One attempt to explain it goes thusly: “The Alphabiotics Alignment involves a process of unification of brain hemispheres and integration of higher levels of life force. It instantly unifies the brain hemispheres, balances the energies within the nerve system and muscles, and releases stress held within the mind and body, manifests our dreams and keep us in a constant state of physical, emotional, and spiritual balance and harmony, achieves inner peace, connects to their inner source of power, and takes advantage of the body’s natural capacity for wellness.” Man, for supposedly lifting brain fog, alphabiotics is leaving my noggin right muddled.

So we have pseudoscientific language, over the top claims, and anecdotes in lieu of double blind studies. There is no empirical evidence, but they do have a positive review in the book, Natural Cures They Don’t Want You to Know About. So all this takes care of the alt-med portion, but where does religion fit in? That’s hard to say because on alphabiotics websites, the spiritual aspect is even more vague than the health claims.

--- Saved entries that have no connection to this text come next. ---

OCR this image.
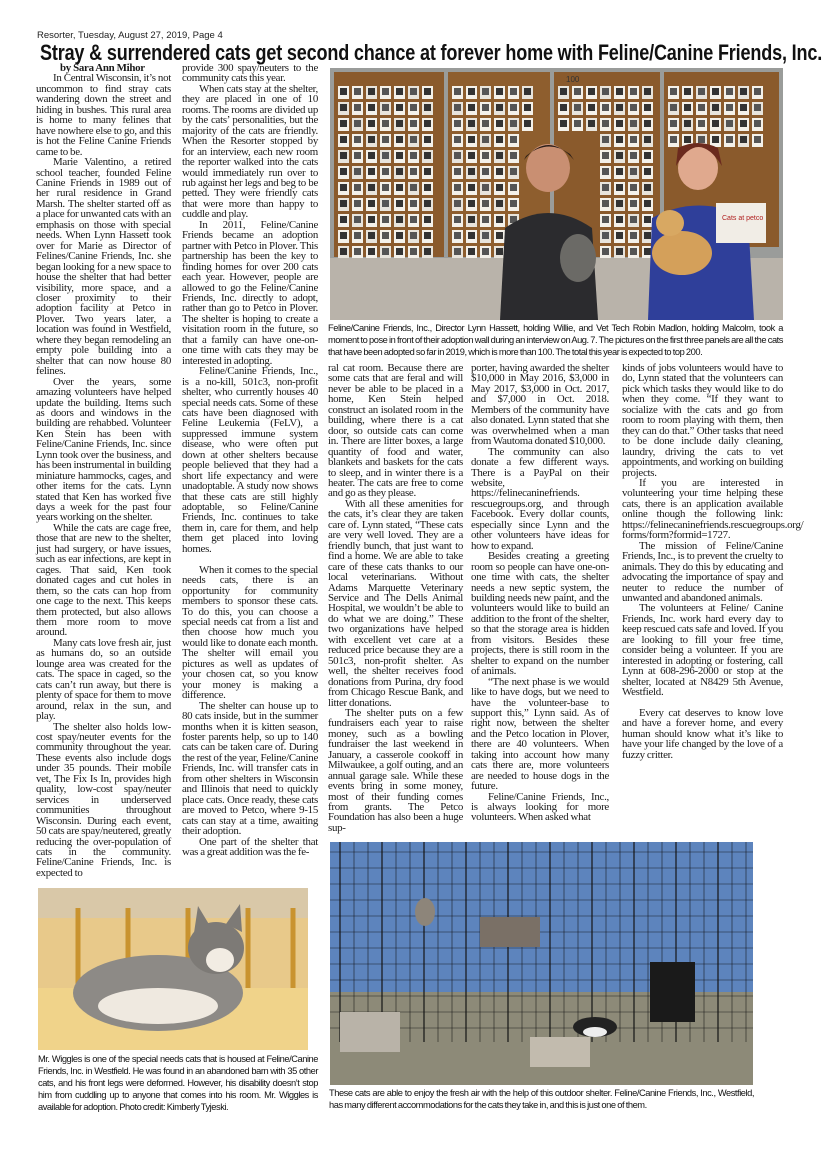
Resorter, Tuesday, August 27, 2019, Page 4
Stray & surrendered cats get second chance at forever home with Feline/Canine Friends, Inc.

by Sara Ann Mihor

In Central Wisconsin, it’s not uncommon to find stray cats wandering down the street and hiding in bushes. This rural area is home to many felines that have nowhere else to go, and this is hot the Feline Canine Friends came to be.

Marie Valentino, a retired school teacher, founded Feline Canine Friends in 1989 out of her rural residence in Grand Marsh. The shelter started off as a place for unwanted cats with an emphasis on those with special needs. When Lynn Hassett took over for Marie as Director of Felines/Canine Friends, Inc. she began looking for a new space to house the shelter that had better visibility, more space, and a closer proximity to their adoption facility at Petco in Plover. Two years later, a location was found in Westfield, where they began remodeling an empty pole building into a shelter that can now house 80 felines.

Over the years, some amazing volunteers have helped update the building. Items such as doors and windows in the building are rehabbed. Volunteer Ken Stein has been with Feline/Canine Friends, Inc. since Lynn took over the business, and has been instrumental in building miniature hammocks, cages, and other items for the cats. Lynn stated that Ken has worked five days a week for the past four years working on the shelter.

While the cats are cage free, those that are new to the shelter, just had surgery, or have issues, such as ear infections, are kept in cages. That said, Ken took donated cages and cut holes in them, so the cats can hop from one cage to the next. This keeps them protected, but also allows them more room to move around.

Many cats love fresh air, just as humans do, so an outside lounge area was created for the cats. The space in caged, so the cats can’t run away, but there is plenty of space for them to move around, relax in the sun, and play.

The shelter also holds low-cost spay/neuter events for the community throughout the year. These events also include dogs under 35 pounds. Their mobile vet, The Fix Is In, provides high quality, low-cost spay/neuter services in underserved communities throughout Wisconsin. During each event, 50 cats are spay/neutered, greatly reducing the over-population of cats in the community. Feline/Canine Friends, Inc. is expected to

provide 300 spay/neuters to the community cats this year.

When cats stay at the shelter, they are placed in one of 10 rooms. The rooms are divided up by the cats’ personalities, but the majority of the cats are friendly. When the Resorter stopped by for an interview, each new room the reporter walked into the cats would immediately run over to rub against her legs and beg to be petted. They were friendly cats that were more than happy to cuddle and play.

In 2011, Feline/Canine Friends became an adoption partner with Petco in Plover. This partnership has been the key to finding homes for over 200 cats each year. However, people are allowed to go the Feline/Canine Friends, Inc. directly to adopt, rather than go to Petco in Plover. The shelter is hoping to create a visitation room in the future, so that a family can have one-on-one time with cats they may be interested in adopting.

Feline/Canine Friends, Inc., is a no-kill, 501c3, non-profit shelter, who currently houses 40 special needs cats. Some of these cats have been diagnosed with Feline Leukemia (FeLV), a suppressed immune system disease, who were often put down at other shelters because people believed that they had a short life expectancy and were unadoptable. A study now shows that these cats are still highly adoptable, so Feline/Canine Friends, Inc. continues to take them in, care for them, and help them get placed into loving homes.

When it comes to the special needs cats, there is an opportunity for community members to sponsor these cats. To do this, you can choose a special needs cat from a list and then choose how much you would like to donate each month. The shelter will email you pictures as well as updates of your chosen cat, so you know your money is making a difference.

The shelter can house up to 80 cats inside, but in the summer months when it is kitten season, foster parents help, so up to 140 cats can be taken care of. During the rest of the year, Feline/Canine Friends, Inc. will transfer cats in from other shelters in Wisconsin and Illinois that need to quickly place cats. Once ready, these cats are moved to Petco, where 9-15 cats can stay at a time, awaiting their adoption.

One part of the shelter that was a great addition was the fe-

ral cat room. Because there are some cats that are feral and will never be able to be placed in a home, Ken Stein helped construct an isolated room in the building, where there is a cat door, so outside cats can come in. There are litter boxes, a large quantity of food and water, blankets and baskets for the cats to sleep, and in winter there is a heater. The cats are free to come and go as they please.

With all these amenities for the cats, it’s clear they are taken care of. Lynn stated, “These cats are very well loved. They are a friendly bunch, that just want to find a home. We are able to take care of these cats thanks to our local veterinarians. Without Adams Marquette Veterinary Service and The Dells Animal Hospital, we wouldn’t be able to do what we are doing.” These two organizations have helped with excellent vet care at a reduced price because they are a 501c3, non-profit shelter. As well, the shelter receives food donations from Purina, dry food from Chicago Rescue Bank, and litter donations.

The shelter puts on a few fundraisers each year to raise money, such as a bowling fundraiser the last weekend in January, a casserole cookoff in Milwaukee, a golf outing, and an annual garage sale. While these events bring in some money, most of their funding comes from grants. The Petco Foundation has also been a huge sup-

porter, having awarded the shelter $10,000 in May 2016, $3,000 in May 2017, $3,000 in Oct. 2017, and $7,000 in Oct. 2018. Members of the community have also donated. Lynn stated that she was overwhelmed when a man from Wautoma donated $10,000.

The community can also donate a few different ways. There is a PayPal on their website, https://felinecaninefriends. rescuegroups.org, and through Facebook. Every dollar counts, especially since Lynn and the other volunteers have ideas for how to expand.

Besides creating a greeting room so people can have one-on-one time with cats, the shelter needs a new septic system, the building needs new paint, and the volunteers would like to build an addition to the front of the shelter, so that the storage area is hidden from visitors. Besides these projects, there is still room in the shelter to expand on the number of animals.

“The next phase is we would like to have dogs, but we need to have the volunteer-base to support this,” Lynn said. As of right now, between the shelter and the Petco location in Plover, there are 40 volunteers. When taking into account how many cats there are, more volunteers are needed to house dogs in the future.

Feline/Canine Friends, Inc., is always looking for more volunteers. When asked what

kinds of jobs volunteers would have to do, Lynn stated that the volunteers can pick which tasks they would like to do when they come. “If they want to socialize with the cats and go from room to room playing with them, then they can do that.” Other tasks that need to be done include daily cleaning, laundry, driving the cats to vet appointments, and working on building projects.

If you are interested in volunteering your time helping these cats, there is an application available online though the following link: https://felinecaninefriends.rescuegroups.org/ forms/form?formid=1727.

The mission of Feline/Canine Friends, Inc., is to prevent the cruelty to animals. They do this by educating and advocating the importance of spay and neuter to reduce the number of unwanted and abandoned animals.

The volunteers at Feline/ Canine Friends, Inc. work hard every day to keep rescued cats safe and loved. If you are looking to fill your free time, consider being a volunteer. If you are interested in adopting or fostering, call Lynn at 608-296-2000 or stop at the shelter, located at N8429 5th Avenue, Westfield.

Every cat deserves to know love and have a forever home, and every human should know what it’s like to have your life changed by the love of a fuzzy critter.

100
Cats at petco
Feline/Canine Friends, Inc., Director Lynn Hassett, holding Willie, and Vet Tech Robin Madlon, holding Malcolm, took a moment to pose in front of their adoption wall during an interview on Aug. 7. The pictures on the first three panels are all the cats that have been adopted so far in 2019, which is more than 100. The total this year is expected to top 200.
Mr. Wiggles is one of the special needs cats that is housed at Feline/Canine Friends, Inc. in Westfield. He was found in an abandoned barn with 35 other cats, and his front legs were deformed. However, his disability doesn’t stop him from cuddling up to anyone that comes into his room. Mr. Wiggles is available for adoption. Photo credit: Kimberly Tyjeski.
These cats are able to enjoy the fresh air with the help of this outdoor shelter. Feline/Canine Friends, Inc., Westfield, has many different accommodations for the cats they take in, and this is just one of them.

But for starters, this practice is only available to members of the International Alphabiotic Association. This isn’t a religious stance per se, but to the best of my knowledge, this requirement is unique among supposed medical ventures. It is more akin to church membership than a medicinal field, even the pretend kind. Next is verbiage that hints of an esoteric or supernatural nature, such as “being in tune with your inner source of power,” and “mind-spirit connectivity.” Practitioners call themselves priests and insist their neck manipulations are sacraments in the Church of Alphabiotics. Founder Virgil Chrane bestows the title “Doctor of Divinity” to those who complete enough training under him.

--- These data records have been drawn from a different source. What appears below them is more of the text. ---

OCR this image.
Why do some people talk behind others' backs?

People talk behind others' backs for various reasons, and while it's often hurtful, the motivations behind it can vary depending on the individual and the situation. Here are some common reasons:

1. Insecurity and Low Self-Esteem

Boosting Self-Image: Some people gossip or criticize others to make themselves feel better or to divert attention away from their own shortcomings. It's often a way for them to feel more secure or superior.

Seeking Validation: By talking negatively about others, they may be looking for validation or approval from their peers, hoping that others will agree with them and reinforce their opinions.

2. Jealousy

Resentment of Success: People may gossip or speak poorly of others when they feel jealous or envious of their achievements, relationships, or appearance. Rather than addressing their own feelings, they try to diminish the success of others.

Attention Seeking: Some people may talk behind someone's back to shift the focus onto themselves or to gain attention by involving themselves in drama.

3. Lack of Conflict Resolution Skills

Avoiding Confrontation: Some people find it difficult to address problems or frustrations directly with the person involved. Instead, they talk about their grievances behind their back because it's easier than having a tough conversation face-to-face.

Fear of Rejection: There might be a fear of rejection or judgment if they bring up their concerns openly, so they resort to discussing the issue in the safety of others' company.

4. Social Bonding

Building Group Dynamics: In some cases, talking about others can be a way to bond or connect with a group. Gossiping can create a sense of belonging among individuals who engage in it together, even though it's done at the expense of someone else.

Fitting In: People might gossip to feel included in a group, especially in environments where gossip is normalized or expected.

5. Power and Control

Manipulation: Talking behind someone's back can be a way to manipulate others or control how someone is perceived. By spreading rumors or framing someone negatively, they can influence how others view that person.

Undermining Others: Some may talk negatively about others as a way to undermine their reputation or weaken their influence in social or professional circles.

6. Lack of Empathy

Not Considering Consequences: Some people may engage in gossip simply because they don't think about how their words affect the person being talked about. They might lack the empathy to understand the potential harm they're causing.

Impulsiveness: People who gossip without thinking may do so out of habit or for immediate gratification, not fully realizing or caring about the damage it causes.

Beyond this, adherents don’t seem to say much about the religious aspect publicly. The movement seems threadbare with regard to philosophy, tenets, rites, or instruction on morality, afterlife, and miracles.

It is probable that the adherents adopted the religious veneer in order to avoid taxes and medical licensing. Indeed, Seattle Weekly ran a profile of Karen Labdon, who suffered a stroke while enduring a decidedly invasive, non-gentle alphabitoic treatment at the bruising hands of practitioner John Brown.

Rather than questioning the claims Labdon made against him, Brown merely said that the accompanying investigation by Washington state officials violated his religious freedom. He further described himself as a minister in what’s called the Alphabiotic Church and he stated he was performing a sacrament on a parishioner. He compared his technique not to a chiropractor but to a Pentecostal performing a laying on of hands.

Whatever Brown was doing, Labdon ended up suffering extreme vertigo and violent vomiting as a result, and Brown was prohibited from practicing for 10 years and fined $30,000. In the end, while alphabiotics purports to be both a medicine and a religion, most available evidence points to it being neither.